The young Khodorkovsky was more interested in books and chemistry than girls, and he got married against his mother's wishes to a fellow student, Yelena Dobrovolskaya, when he was 19. In 1985, the couple had a son, Pavel, who now lives in the United States. The couple divorced soon after the birth, and Khodorkovsky met his current wife in the early 1990s at Bank Menatep, which he ran.

Khodorkovskaya said she never could quite believe that her son was the wealthiest man in Russia, as Forbes magazine ranked him for several years. The last time he topped the list, in 2002, his fortune was estimated at $15 billion.

"I told him, 'Nothing good will come out of this!'" Khodorkovskaya said. "He said, 'Mother, everything is different now.'"

Khodorkovskaya heard the news of his arrest from her husband on Oct. 25, 2003 ­ a day she said she would never forget. "I was at home, and my sister told my husband that Misha had been taken by special forces. It was not at all unexpected, as his business partners Platon Lebedev and Alexei Pichugin had already been arrested," she said. "I immediately went to see my daughter-in-law, Inna, to comfort her and my grandchildren.
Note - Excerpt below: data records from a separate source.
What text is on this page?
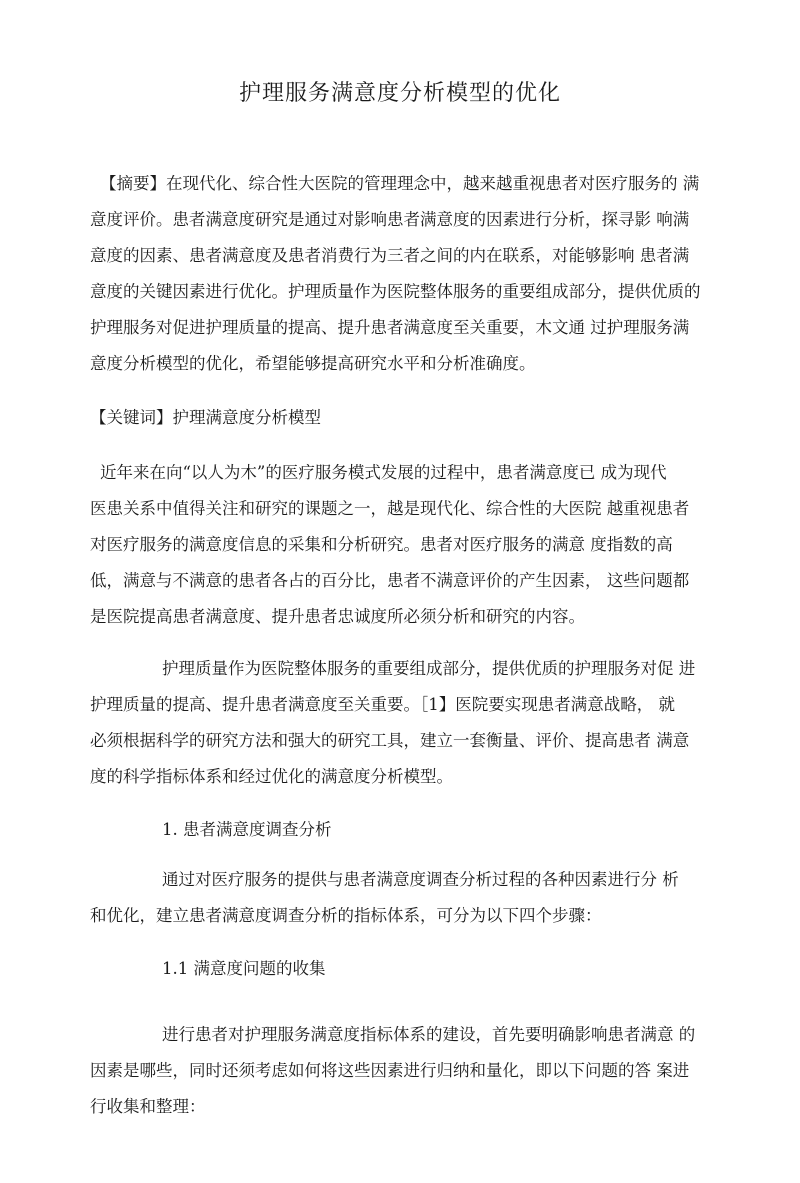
护理服务满意度分析模型的优化

【摘要】在现代化、综合性大医院的管理理念中，越来越重视患者对医疗服务的 满
意度评价。患者满意度研究是通过对影响患者满意度的因素进行分析，探寻影 响满
意度的因素、患者满意度及患者消费行为三者之间的内在联系，对能够影响 患者满
意度的关键因素进行优化。护理质量作为医院整体服务的重要组成部分，提供优质的
护理服务对促进护理质量的提高、提升患者满意度至关重要，木文通 过护理服务满
意度分析模型的优化，希望能够提高研究水平和分析准确度。

【关键词】护理满意度分析模型

近年来在向“以人为木”的医疗服务模式发展的过程中，患者满意度已 成为现代
医患关系中值得关注和研究的课题之一，越是现代化、综合性的大医院 越重视患者
对医疗服务的满意度信息的采集和分析研究。患者对医疗服务的满意 度指数的高
低，满意与不满意的患者各占的百分比，患者不满意评价的产生因素， 这些问题都
是医院提高患者满意度、提升患者忠诚度所必须分析和研究的内容。

护理质量作为医院整体服务的重要组成部分，提供优质的护理服务对促 进
护理质量的提高、提升患者满意度至关重要。［1】医院要实现患者满意战略， 就
必须根据科学的研究方法和强大的研究工具，建立一套衡量、评价、提高患者 满意
度的科学指标体系和经过优化的满意度分析模型。

1. 患者满意度调查分析

通过对医疗服务的提供与患者满意度调查分析过程的各种因素进行分 析
和优化，建立患者满意度调查分析的指标体系，可分为以下四个步骤：

1.1 满意度问题的收集

进行患者对护理服务满意度指标体系的建设，首先要明确影响患者满意 的
因素是哪些，同时还须考虑如何将这些因素进行归纳和量化，即以下问题的答 案进
行收集和整理：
I stayed with them for some time. We are tough people, but she felt her world was collapsing."

Khodorkovsky's arrest is widely seen as Kremlin retribution for his decision to get involved in politics by funding opposition parties, among other things. Former President Vladimir Putin had told business leaders repeatedly to focus on their companies and stay out of politics.

Asked whether Khodorkovsky should have avoided politics, Boris Khodorkovsky exclaimed: "How can you be in big business in Russia and remain uninvolved in politics? How can this be achieved? Misha talked about it a lot."

He said that in the months before the arrest, Khodorkovsky also spoke about leaving business and dedicating his time to educational programs. "He wanted to see democracy in our country, like in the West," he said. "To achieve that you have to be an educated person and build a democratic society from bottom to top. He never planned to get involved in politics."

His mother said Khodorkovsky has not had any contact with politicians or business leaders since his arrest, only with close friends from his school days. One former girlfriend still carries the torch for him, she said. "Once I ran into an old flame walking with her son," she said. "When I asked what her son's name was, she blushed and said, 'Misha.' 'In Misha's honor?' I asked. She nodded."

Both parents are convinced that their son is innocent. They believe he ended up in prison because somebody wanted to take Yukos away from him and please the Kremlin at the same time. They clearly miss him terribly. Boris Khodorkovsky pulled on a reporter's sleeve at the end of the interview. "I should have had two children," he said. "Back then, we could not afford another child."